Examples
All examples were run on NVIDIA H100 80GB HBM3 GPUs on RunPod.
Baseline training (17M params, 1xH100)
nanoGPT-style model training on FineWeb with 1024 BPE vocabulary, 10-minute wallclock cap.
Baseline — 17M params, 1×H100, 10 min
$ matcha run torchrun --standalone --nproc_per_node=1 train_gpt.py
step:1/20000 train_loss:6.9357 train_time:409ms
step:1000/20000 train_loss:2.4040 train_time:454482ms
step:1312/20000 val_loss:2.2944 val_bpb:1.3589
stopping_early: wallclock_cap step:1312/20000
matcha_energy gpus:NVIDIA H100 80GB HBM3 total:370342J (102.87Wh) duration:687.8s avg_power:538W peak_power:701WSteps: 1,312. Energy: 103 Wh. Avg power: 538 W (77% of 700 W TDP). Cost: $0.01 energy / $0.48 compute.
Key numbers: 1,312 steps in 10 minutes, 103 Wh total, 538W average draw (77% of 700W TDP).
SOTA model (27M params, 1xH100)
Larger model with SWA, quantization-aware training, GPTQ compression, and sliding window evaluation.
SOTA — 27M params, 1×H100, 30 min (training + GPTQ + eval)
$ matcha run torchrun --standalone --nproc_per_node=1 train_gpt_sota.py
step:909/20000 val_loss:2.3253 val_bpb:1.3772
stopping_early: wallclock_cap step:909/20000
gptq:generated 64 sequences in 204.3s
final_int6_sliding_window val_bpb:1.8762
matcha_energy gpus:NVIDIA H100 80GB HBM3 total:976085J (271.13Wh) duration:1825.5s avg_power:535W peak_power:704WSteps: 909. Energy: 271 Wh (2.6× baseline — GPTQ + sliding eval). Avg power: 535 W (76% of TDP).

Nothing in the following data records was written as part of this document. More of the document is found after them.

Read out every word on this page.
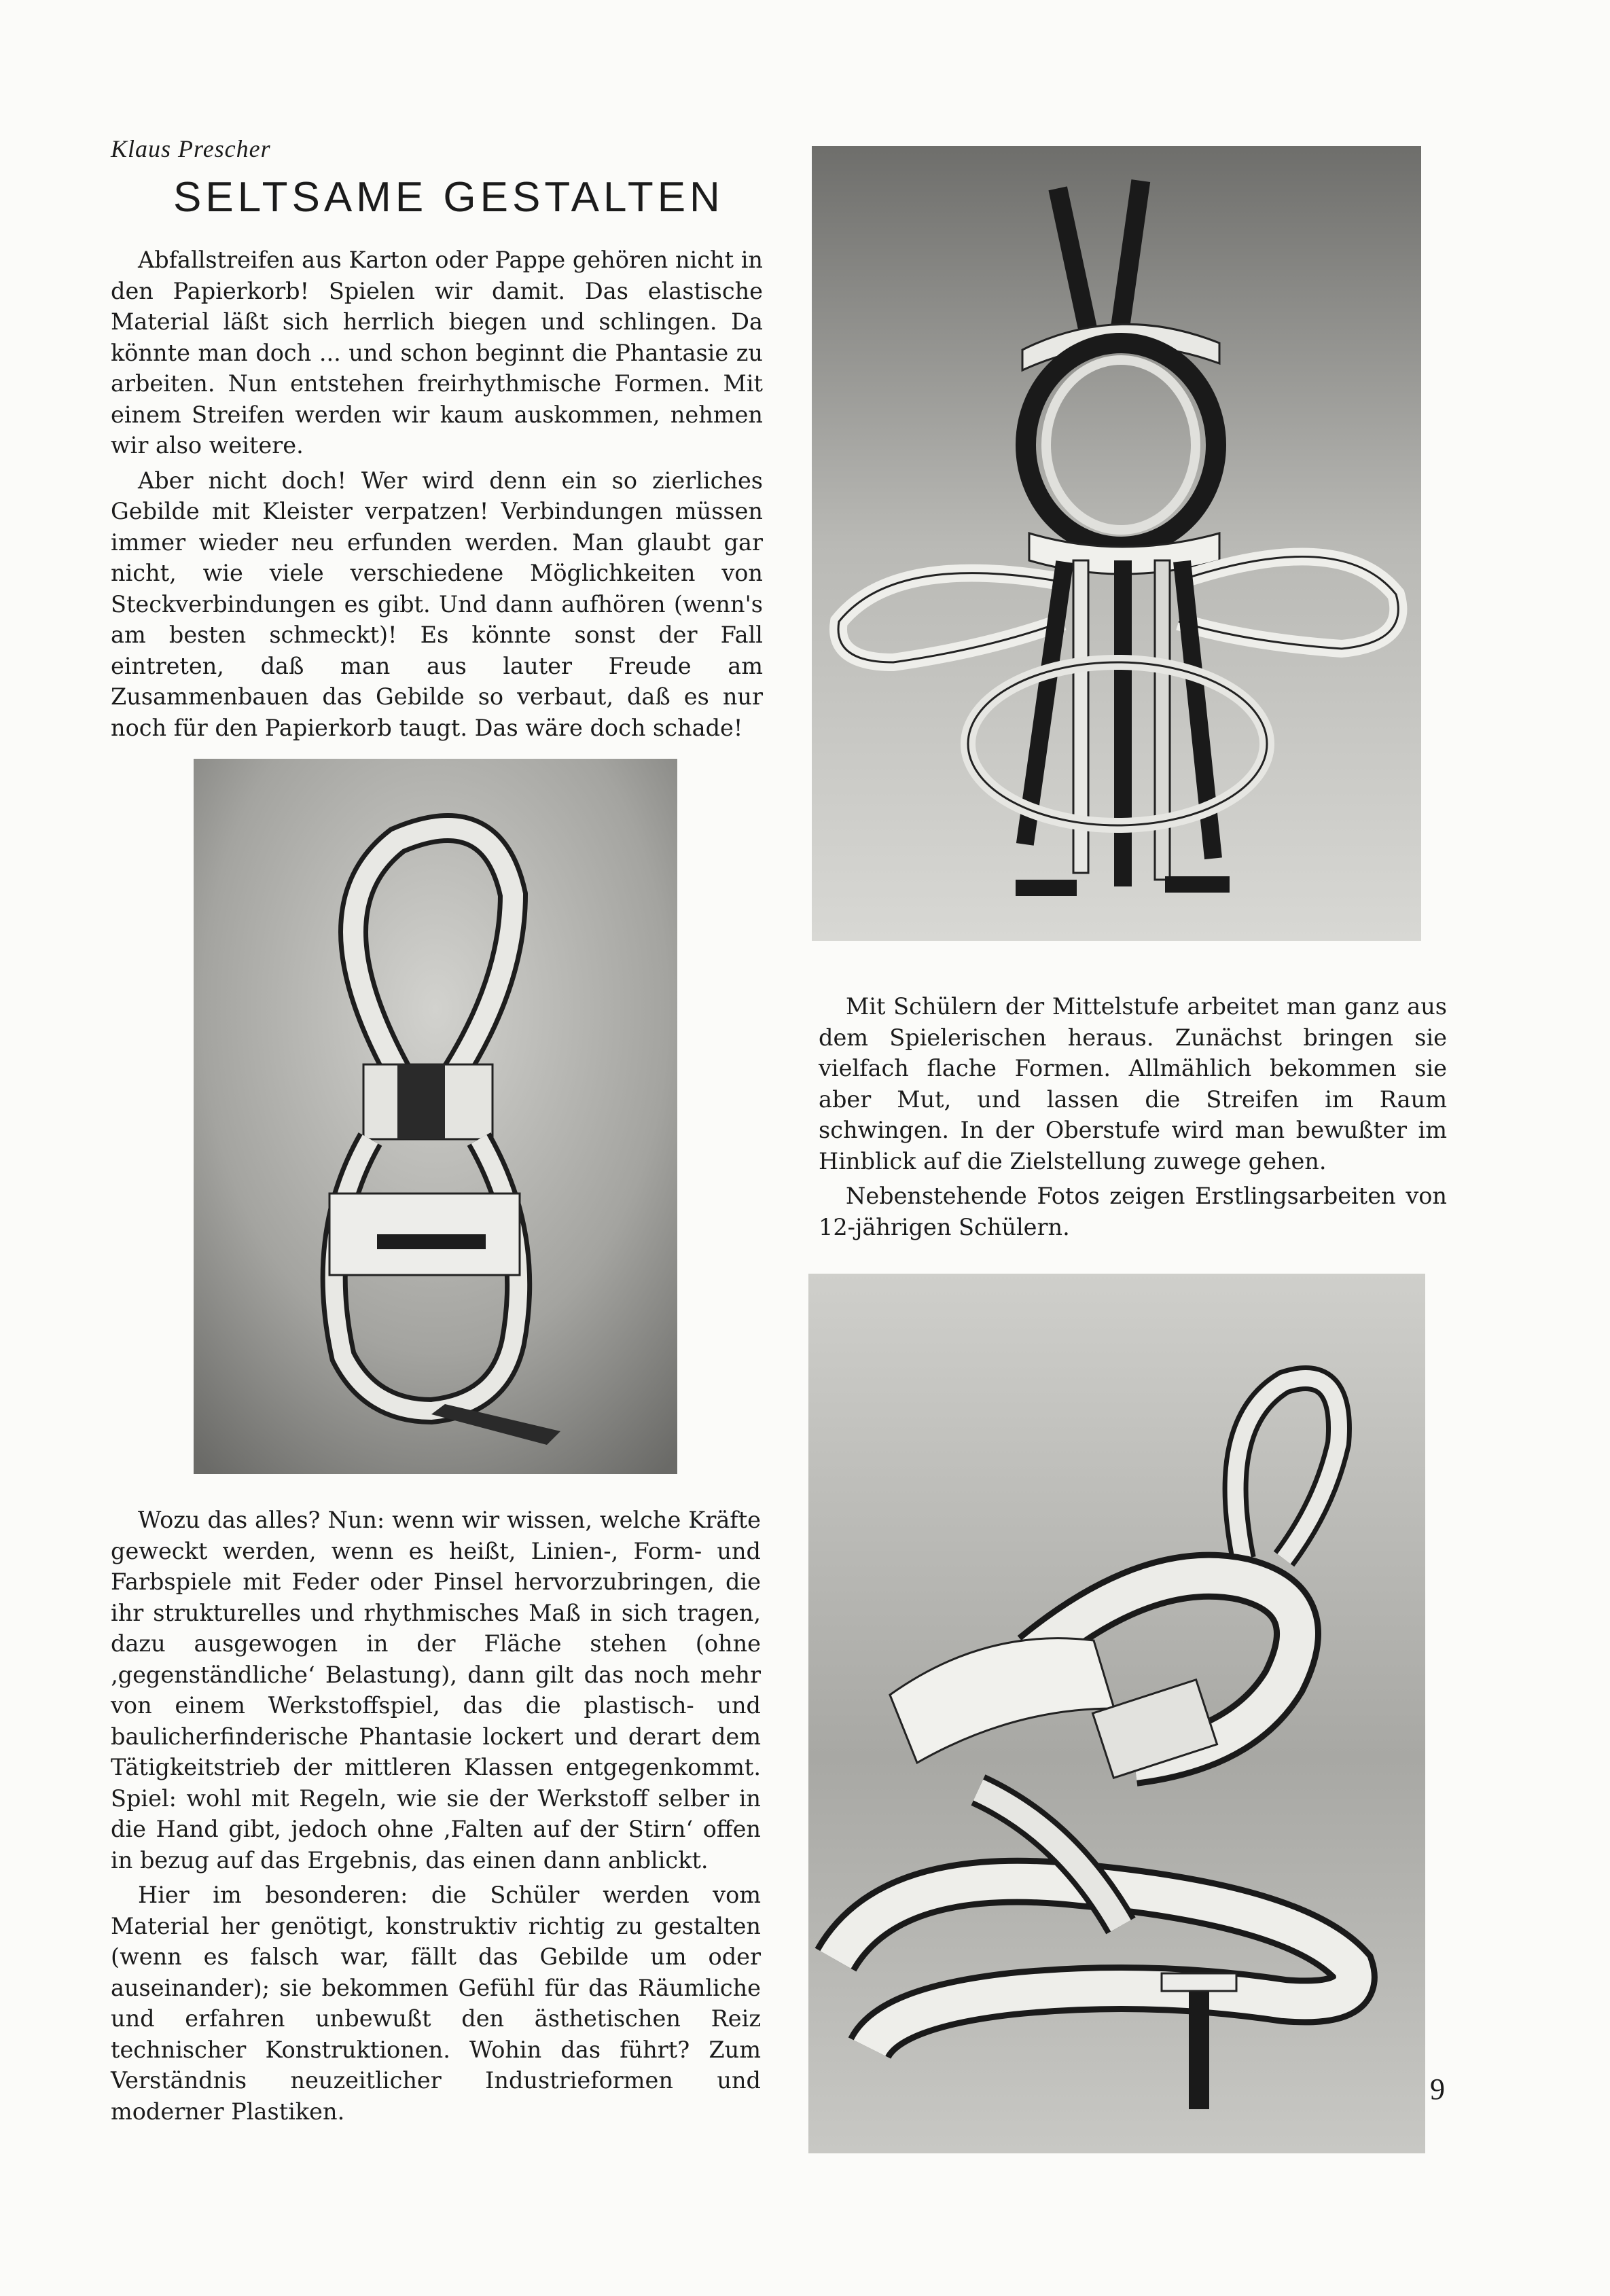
Klaus Prescher
SELTSAME GESTALTEN

Abfallstreifen aus Karton oder Pappe gehören nicht in den Papierkorb! Spielen wir damit. Das elastische Material läßt sich herrlich biegen und schlingen. Da könnte man doch ... und schon beginnt die Phantasie zu arbeiten. Nun entstehen freirhythmische Formen. Mit einem Streifen werden wir kaum auskommen, nehmen wir also weitere.

Aber nicht doch! Wer wird denn ein so zierliches Gebilde mit Kleister verpatzen! Verbindungen müssen immer wieder neu erfunden werden. Man glaubt gar nicht, wie viele verschiedene Möglichkeiten von Steckverbindungen es gibt. Und dann aufhören (wenn's am besten schmeckt)! Es könnte sonst der Fall eintreten, daß man aus lauter Freude am Zusammenbauen das Gebilde so verbaut, daß es nur noch für den Papierkorb taugt. Das wäre doch schade!

Mit Schülern der Mittelstufe arbeitet man ganz aus dem Spielerischen heraus. Zunächst bringen sie vielfach flache Formen. Allmählich bekommen sie aber Mut, und lassen die Streifen im Raum schwingen. In der Oberstufe wird man bewußter im Hinblick auf die Zielstellung zuwege gehen.

Nebenstehende Fotos zeigen Erstlingsarbeiten von 12-jährigen Schülern.

Wozu das alles? Nun: wenn wir wissen, welche Kräfte geweckt werden, wenn es heißt, Linien-, Form- und Farbspiele mit Feder oder Pinsel hervorzubringen, die ihr strukturelles und rhythmisches Maß in sich tragen, dazu ausgewogen in der Fläche stehen (ohne ‚gegenständliche‘ Belastung), dann gilt das noch mehr von einem Werkstoffspiel, das die plastisch- und baulicherfinderische Phantasie lockert und derart dem Tätigkeitstrieb der mittleren Klassen entgegenkommt. Spiel: wohl mit Regeln, wie sie der Werkstoff selber in die Hand gibt, jedoch ohne ‚Falten auf der Stirn‘ offen in bezug auf das Ergebnis, das einen dann anblickt.

Hier im besonderen: die Schüler werden vom Material her genötigt, konstruktiv richtig zu gestalten (wenn es falsch war, fällt das Gebilde um oder auseinander); sie bekommen Gefühl für das Räumliche und erfahren unbewußt den ästhetischen Reiz technischer Konstruktionen. Wohin das führt? Zum Verständnis neuzeitlicher Industrieformen und moderner Plastiken.

9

Key numbers: 271 Wh total (2.6x the baseline) due to post-training GPTQ quantization and sliding window evaluation adding 20+ minutes beyond the 10-minute training cap.
Per-step energy (1xH100)
Per-step energy — GPU ramp-up visible
$ matcha wrap torchrun --standalone --nproc_per_node=1 train_gpt.py
step:0/20000 ... energy:60.3J/step # compiling, 200W
step:1/20000 ... energy:106.7J/step # warming up, 354W
step:2/20000 ... energy:154.0J/step # ramping, 508W
step:3/20000 ... energy:221.8J/step # near full, 551W
...
step:200/20000 ... energy:368.1J/step # sustained, 590W
matcha_energy gpus:NVIDIA H100 80GB HBM3 total:97271J (27.02Wh) duration:202.9s avg_power:479W peak_power:701WFirst 3 steps draw 50–75% less power than steady state — torch.compile overhead visible in the energy profile.
Notice the GPU ramp-up: step 0 draws only 200W because the model is still compiling, step 3 reaches 551W, and by step 200 it sustains 590W near full utilization.